Mixing 1kgNaBH4Suspended in 4.5L of water, pumped by a slurry pump into the second mixer 16 at a flow rate of 19mL/min, set the temperature of the second mixer 16 at 50 ℃ and a retention time of 120 seconds, and then passed into the second reactor 17 (baffled reactor), the reaction temperature was 50 ℃ and the retention time was 4 minutes.
10% hydrochloric acid was pumped into the third mixer 18 with the structure at a flow rate of 77mL/min, while n-propanol was pumped into the third mixer 18 at a flow rate of 220mL/min, and after mixing, the mixture was passed into an oil-water separator for liquid separation. Concentrating and desolventizing the organic phase to obtain the target compound hydroxypropyl pyranotriol (shown in formula I), wherein 3.53kg of the product is transparent oily matter with the purity of more than 99 percent and the yield is as follows: 87 percent and the isomer ratio is less than 1 percent.

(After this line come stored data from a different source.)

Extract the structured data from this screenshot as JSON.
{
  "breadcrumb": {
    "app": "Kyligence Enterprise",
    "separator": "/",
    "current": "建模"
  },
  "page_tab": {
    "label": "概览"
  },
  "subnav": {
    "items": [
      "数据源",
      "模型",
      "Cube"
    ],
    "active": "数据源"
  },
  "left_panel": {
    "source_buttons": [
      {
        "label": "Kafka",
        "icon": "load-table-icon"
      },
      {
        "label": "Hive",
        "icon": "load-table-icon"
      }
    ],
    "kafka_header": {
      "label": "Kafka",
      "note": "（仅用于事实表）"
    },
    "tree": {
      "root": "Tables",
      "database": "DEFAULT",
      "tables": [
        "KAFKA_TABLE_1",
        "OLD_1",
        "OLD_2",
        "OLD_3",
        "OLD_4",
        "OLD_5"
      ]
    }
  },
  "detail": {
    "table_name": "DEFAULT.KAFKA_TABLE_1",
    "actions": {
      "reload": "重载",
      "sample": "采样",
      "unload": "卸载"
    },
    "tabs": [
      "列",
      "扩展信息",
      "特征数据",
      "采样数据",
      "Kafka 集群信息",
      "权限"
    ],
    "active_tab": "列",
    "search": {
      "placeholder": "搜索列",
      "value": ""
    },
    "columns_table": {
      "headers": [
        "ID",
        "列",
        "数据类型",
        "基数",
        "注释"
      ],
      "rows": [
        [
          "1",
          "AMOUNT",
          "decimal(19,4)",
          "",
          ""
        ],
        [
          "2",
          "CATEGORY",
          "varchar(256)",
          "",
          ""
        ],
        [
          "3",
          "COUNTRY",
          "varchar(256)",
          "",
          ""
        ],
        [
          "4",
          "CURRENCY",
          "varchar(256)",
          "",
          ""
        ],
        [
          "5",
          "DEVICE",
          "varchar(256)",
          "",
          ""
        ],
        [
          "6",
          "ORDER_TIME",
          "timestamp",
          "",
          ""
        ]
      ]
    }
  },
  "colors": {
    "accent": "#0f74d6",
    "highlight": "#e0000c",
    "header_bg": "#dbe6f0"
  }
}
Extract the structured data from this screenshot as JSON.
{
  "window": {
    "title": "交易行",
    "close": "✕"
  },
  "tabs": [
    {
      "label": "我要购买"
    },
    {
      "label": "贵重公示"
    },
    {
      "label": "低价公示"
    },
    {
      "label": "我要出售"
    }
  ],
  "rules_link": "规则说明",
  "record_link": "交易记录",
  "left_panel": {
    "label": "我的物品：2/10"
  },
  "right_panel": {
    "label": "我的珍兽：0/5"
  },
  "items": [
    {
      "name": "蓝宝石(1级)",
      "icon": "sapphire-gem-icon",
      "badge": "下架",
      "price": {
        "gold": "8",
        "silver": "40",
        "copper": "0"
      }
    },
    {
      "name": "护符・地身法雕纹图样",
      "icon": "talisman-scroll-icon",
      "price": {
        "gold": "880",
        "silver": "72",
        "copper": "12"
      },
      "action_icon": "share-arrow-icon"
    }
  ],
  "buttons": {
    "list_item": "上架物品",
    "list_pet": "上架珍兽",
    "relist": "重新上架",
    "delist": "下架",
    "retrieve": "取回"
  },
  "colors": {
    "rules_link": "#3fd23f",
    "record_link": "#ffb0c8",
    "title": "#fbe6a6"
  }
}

As shown in fig. 2, the HPLC profile of hydroxypyratriol prepared in example 2 shows relative retention times RT-2.261 min for 1, 4-butanediol, RT-4.881 min for D-xylose, and RT-5.788 min for the desired target configuration.
Example 3
As shown in figure 1, the synthesis method for preparing hydroxypropyl pyranotriol by continuous flow comprises the following steps:
3 kgD-xylose (formula II compound) was dissolved in 28L water, and stirred for 15 minutes to completely dissolve D-xylose, thereby preparing phase A of the reaction solution. 3.31kg of potassium carbonate was dissolved in 10L of water to prepare a reaction solution B phase. 3.12kg of ethyl acetoacetate was dissolved in 8.3L of n-butanol to prepare a reaction solution C phase. Respectively setting the flow rate of the phase A to be 150mL/min by using a plunger pump; the flow rate of the phase B is 40 mL/min; the flow rate of the C phase is 44 mL/min; is constantly pumped into the first mixer 14 at a set flow rate and then into the first reactor 15 (microchannel reactor), the reaction temperature being set at 125 ℃ and the retention time being 40 seconds.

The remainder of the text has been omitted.